Aynaw eventually led a cadre of guards, whom she trained to fire guns, man security checkpoints, and find bombs, according to a profile in Tablet, a US-based Jewish magazine.

“I taught them to be human,” Aynaw said of her soldiers, who checked Palestinians driving through military checkpoints. “My soldiers would ask, ‘How can I be so nice when there were instances of a 9-year-old kid or a pregnant woman blowing themselves up at a checkpoint?’ ” She’d tell them: “There are many Palestinians who have a wife waiting at home, a family waiting for dad to bring bread home.”

Aynaw has offered other hints of her politics as well. She told an Israeli news station that she hoped to ask President Obama to release Jonathan Pollard, an American Jew who is currently serving out a life sentence for spying on the US for Israel.

And when a reporter told her that American beauty queens often tout their hopes for “world peace,” she shot back, “to say a sentence like that, in my opinion, is to sound retarded.”

Iran is trying to develop a nuclear weapon, China is trying to become a superpower,” she continued. “To say that I want world peace, of course I want it. It’s a dream. But I don’t think it will happen now.”

Ethiopian Jews have a checkered history in Israel. A series of dramatic airlifts in the 1980s and 1990s by the Israeli government brought thousands to the Jewish state, but they, their children, and subsequent waves of African immigrants have faced a hostile – and at times overtly racist – reception.

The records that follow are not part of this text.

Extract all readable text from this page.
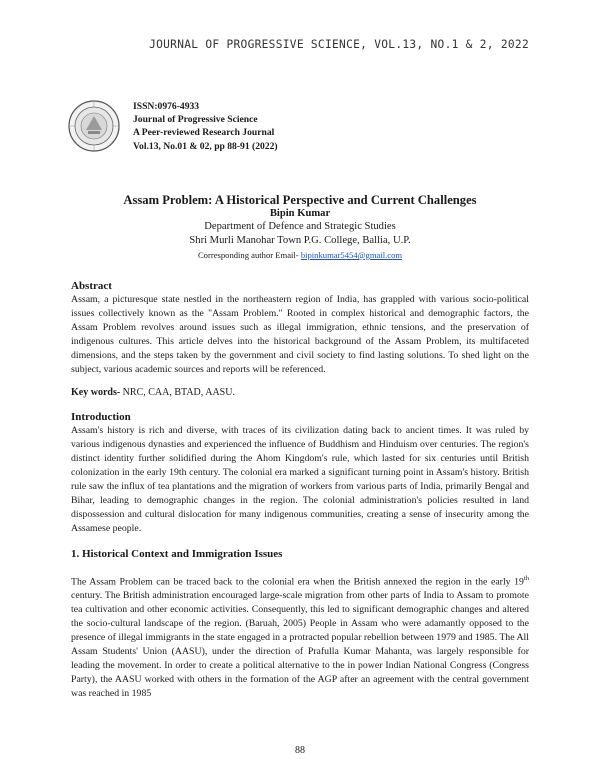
JOURNAL OF PROGRESSIVE SCIENCE, VOL.13, NO.1 & 2, 2022
ISSN:0976-4933
Journal of Progressive Science
A Peer-reviewed Research Journal
Vol.13, No.01 & 02, pp 88-91 (2022)
Assam Problem: A Historical Perspective and Current Challenges
Bipin Kumar
Department of Defence and Strategic Studies
Shri Murli Manohar Town P.G. College, Ballia, U.P.
Corresponding author Email- bipinkumar5454@gmail.com
Abstract
Assam, a picturesque state nestled in the northeastern region of India, has grappled with various socio-political issues collectively known as the "Assam Problem." Rooted in complex historical and demographic factors, the Assam Problem revolves around issues such as illegal immigration, ethnic tensions, and the preservation of indigenous cultures. This article delves into the historical background of the Assam Problem, its multifaceted dimensions, and the steps taken by the government and civil society to find lasting solutions. To shed light on the subject, various academic sources and reports will be referenced.
Key words- NRC, CAA, BTAD, AASU.
Introduction
Assam's history is rich and diverse, with traces of its civilization dating back to ancient times. It was ruled by various indigenous dynasties and experienced the influence of Buddhism and Hinduism over centuries. The region's distinct identity further solidified during the Ahom Kingdom's rule, which lasted for six centuries until British colonization in the early 19th century. The colonial era marked a significant turning point in Assam's history. British rule saw the influx of tea plantations and the migration of workers from various parts of India, primarily Bengal and Bihar, leading to demographic changes in the region. The colonial administration's policies resulted in land dispossession and cultural dislocation for many indigenous communities, creating a sense of insecurity among the Assamese people.
1. Historical Context and Immigration Issues
The Assam Problem can be traced back to the colonial era when the British annexed the region in the early 19th century. The British administration encouraged large-scale migration from other parts of India to Assam to promote tea cultivation and other economic activities. Consequently, this led to significant demographic changes and altered the socio-cultural landscape of the region. (Baruah, 2005) People in Assam who were adamantly opposed to the presence of illegal immigrants in the state engaged in a protracted popular rebellion between 1979 and 1985. The All Assam Students' Union (AASU), under the direction of Prafulla Kumar Mahanta, was largely responsible for leading the movement. In order to create a political alternative to the in power Indian National Congress (Congress Party), the AASU worked with others in the formation of the AGP after an agreement with the central government was reached in 1985
88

Today, the average income of an Ethiopian Israeli is half that of Israelis at large, and more than half of employers surveyed in 2010 said they would prefer not to hire an Ethiopian. In January, the Israeli state copped to giving a number of Ethiopian women in Israel long-term birth control shots without their consent.

Aynaw has walked into that fray with diplomatic beauty-queen aplomb.

"It's important that a member of the Ethiopian community win the competition for the first time,” she told a judging panel during the Miss Israel competition. “There are many different communities of many different colors in Israel, and it's important to show that to the world."

As the Tablet profile notes, however, Aynaw is not the first politically charged pick for Miss Israel. Israeli beauty pageants, he writes, have long been a powerful lens for understanding the image Israel wants to project to the world.

In 1952, at the height of tensions between Israel’s European veterans and Middle Eastern Jewish newcomers, Yemen-born Ora Vered became the first Miss Israel of Middle Eastern Jewish descent. In 1993, in the midst of Israel’s tidal wave of Soviet immigration, Kiev-born Jana Khodriker won, and in 1999, the peak of Israel’s optimism that Arab-Israeli peace was imminent, judges crowned Rana Raslan the first Arab Miss Israel.

Now, Israeli diplomats seem intent on building similar goodwill with Aynaw. Leo Vinovezky, Israel's deputy ambassador to Ethiopia, told an Israeli newspaper last week that “this is the Ethiopian Jewry's finest hour." 

Aynaw will have her own shot at diplomacy of sorts when she competes in the Miss Earth pageant later this year: The competition will take place in Indonesia, a country with which Israel has no formal diplomatic ties.